Rather than being a kind of retribution, the act itself must express the core unity of which we have been speaking. Rowan Williams has phrased the matter this way:
“We are part of a body whose failures are our common failures. It is always a temptation to say ‘We are the true church, they have abandoned us’ and yet even as we make necessary disjunctions and separations, there is a point at which we must remember in our prayer, this is our suffering; this is our loss, we are together in sin as well as in grace.”
If excommunication is a valid discipline rather than an act of destructive exclusion, there must always be a real relational cost involved to all concerned, with the restoration of offending members as the unquestioned goal. Excommunication is a way of judging ourselves so as to avoid the judgment of God. It cannot be prescribed for periodic offenses against love; such occurrences are to be expected. It would only be acceptable for persons who in the face of the community’s pained rebuke continue to engage in destructive patterns of behavior. John Colwell offers a helpful distinction: “only when such acts can no longer be deemed inconsistencies, only when the continuity of a person’s life has become discontinuous with the gospel narrative, does a claimed Christian identity become incoherent.” Any proper Eucharistic discipline seeks to bring the entire community in greater coherence to its basic truths.

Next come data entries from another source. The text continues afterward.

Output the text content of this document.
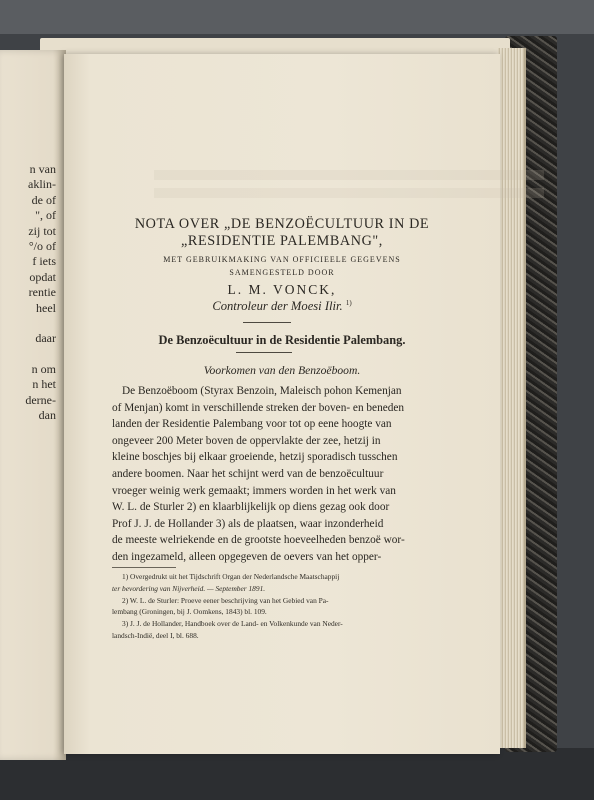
n van
aklin-
de of
", of
zij tot
°/o of
f iets
opdat
rentie
heel
daar
n om
n het
derne-
dan
NOTA OVER „DE BENZOËCULTUUR IN DE
„RESIDENTIE PALEMBANG",
MET GEBRUIKMAKING VAN OFFICIEELE GEGEVENS
SAMENGESTELD DOOR
L. M. VONCK,
Controleur der Moesi Ilir. $^{1)}$
De Benzoëcultuur in de Residentie Palembang.
Voorkomen van den Benzoëboom.
De Benzoëboom (Styrax Benzoin, Maleisch pohon Kemenjan
of Menjan) komt in verschillende streken der boven- en beneden
landen der Residentie Palembang voor tot op eene hoogte van
ongeveer 200 Meter boven de oppervlakte der zee, hetzij in
kleine boschjes bij elkaar groeiende, hetzij sporadisch tusschen
andere boomen. Naar het schijnt werd van de benzoëcultuur
vroeger weinig werk gemaakt; immers worden in het werk van
W. L. de Sturler 2) en klaarblijkelijk op diens gezag ook door
Prof J. J. de Hollander 3) als de plaatsen, waar inzonderheid
de meeste welriekende en de grootste hoeveelheden benzoë wor-
den ingezameld, alleen opgegeven de oevers van het opper-
1) Overgedrukt uit het Tijdschrift Organ der Nederlandsche Maatschappij
ter bevordering van Nijverheid. — September 1891.
2) W. L. de Sturler: Proeve eener beschrijving van het Gebied van Pa-
lembang (Groningen, bij J. Oomkens, 1843) bl. 109.
3) J. J. de Hollander, Handboek over de Land- en Volkenkunde van Neder-
landsch-Indië, deel I, bl. 688.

Ultimately, an ongoing practice that recognizes the continual expiation of sins and the need for forgiveness and reconciliation in human relationships will give us “the means to acknowledge [our] blunders as part of our own story, but to see ourselves in a story where even our blunders are part of an ongoing grace, that is, are forgiven and transformed for ‘our good and the good of all the church.’”

Sources

William T. Cavanaugh, Torture and Eucharist, 243.
Stanley Hauerwas and William Willimon, Resident Aliens, 129
Rowan Williams, "One Holy Catholic and Apostolic Church"
John Colwell, Living the Story, 185
Stanley Hauerwas, "Character, Growth and Narrative in the Christian Life," in The Hauerwas Reader, 249.


See also

Unity and Exclusion
The Minimum

6 comments:

Matthew Francis said...

Thank you, Kyle. This is very well-phrased, and full of charity and life. If this is what you cut out, I'd love to see what you left in!

Anonymous said...

Seems spot on to me, I commend you.

What is interesting though is excommunication and the almost uniquely Protestant idea of splitting away and forming a new church, which tends to happen when people are put out of one church, they just form another one and often declare their former church to be illegitimate or inauthentic, which has massive problems for Christian holiness. For instance: the church is holy - can you split from a church, start a new one, and still consider yourself to be a part of the body of Christ and to be holy? It's a really serious issue that I don't think we really appreciate.

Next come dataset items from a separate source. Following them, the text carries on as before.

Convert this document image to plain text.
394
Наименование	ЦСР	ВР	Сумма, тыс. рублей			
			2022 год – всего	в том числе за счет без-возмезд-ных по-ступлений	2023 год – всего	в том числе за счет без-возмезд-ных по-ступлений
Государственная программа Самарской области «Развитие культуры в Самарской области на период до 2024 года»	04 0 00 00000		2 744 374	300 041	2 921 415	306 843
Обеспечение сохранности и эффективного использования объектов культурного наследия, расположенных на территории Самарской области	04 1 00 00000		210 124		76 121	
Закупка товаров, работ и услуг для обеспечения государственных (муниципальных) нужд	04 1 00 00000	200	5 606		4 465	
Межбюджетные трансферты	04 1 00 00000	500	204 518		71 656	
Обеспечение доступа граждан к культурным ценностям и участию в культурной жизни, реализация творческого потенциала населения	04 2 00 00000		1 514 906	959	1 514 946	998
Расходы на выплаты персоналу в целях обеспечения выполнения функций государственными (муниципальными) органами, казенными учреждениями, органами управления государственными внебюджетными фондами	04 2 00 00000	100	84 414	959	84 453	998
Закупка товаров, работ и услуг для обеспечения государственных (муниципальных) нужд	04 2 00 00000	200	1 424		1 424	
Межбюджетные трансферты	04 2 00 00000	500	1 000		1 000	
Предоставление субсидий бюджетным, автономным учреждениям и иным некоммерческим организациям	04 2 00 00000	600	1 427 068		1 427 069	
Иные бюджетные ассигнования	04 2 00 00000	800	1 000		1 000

So as far as excommunicating someone goes, it needs to be made clear that they are out of the Church (capital C) period, it's not just an invitation to start a new church. This also raises questions about where ecclesial authority lies etc, but I'd be in danger of rambling. Any other thoughts on the matter?

Kyle said...

Thanks, Matthew!

Steven, I think you're dead-on. I wouldn't consider excommunication a local deal, but definately a catholic deal. And if a group of people can't figure out how to be Christians together for the long haul, that's a major failure in being Christians.

Booyah!

Jared Cramer said...

given your caveats, it works for me.

James Church said...

Kyle,

I will ask you to excuse me for copying this link into your comments. I cannot help but see the similarities between your own writing and something I put together a month or so ago. But I wonder what you think?

http://intentionalchristiancommunity.blogspot.com/2006/08/character-communion-and-identity-of.html

Kyle said...

Hey, it's good. Thanks for bringing it to my attention.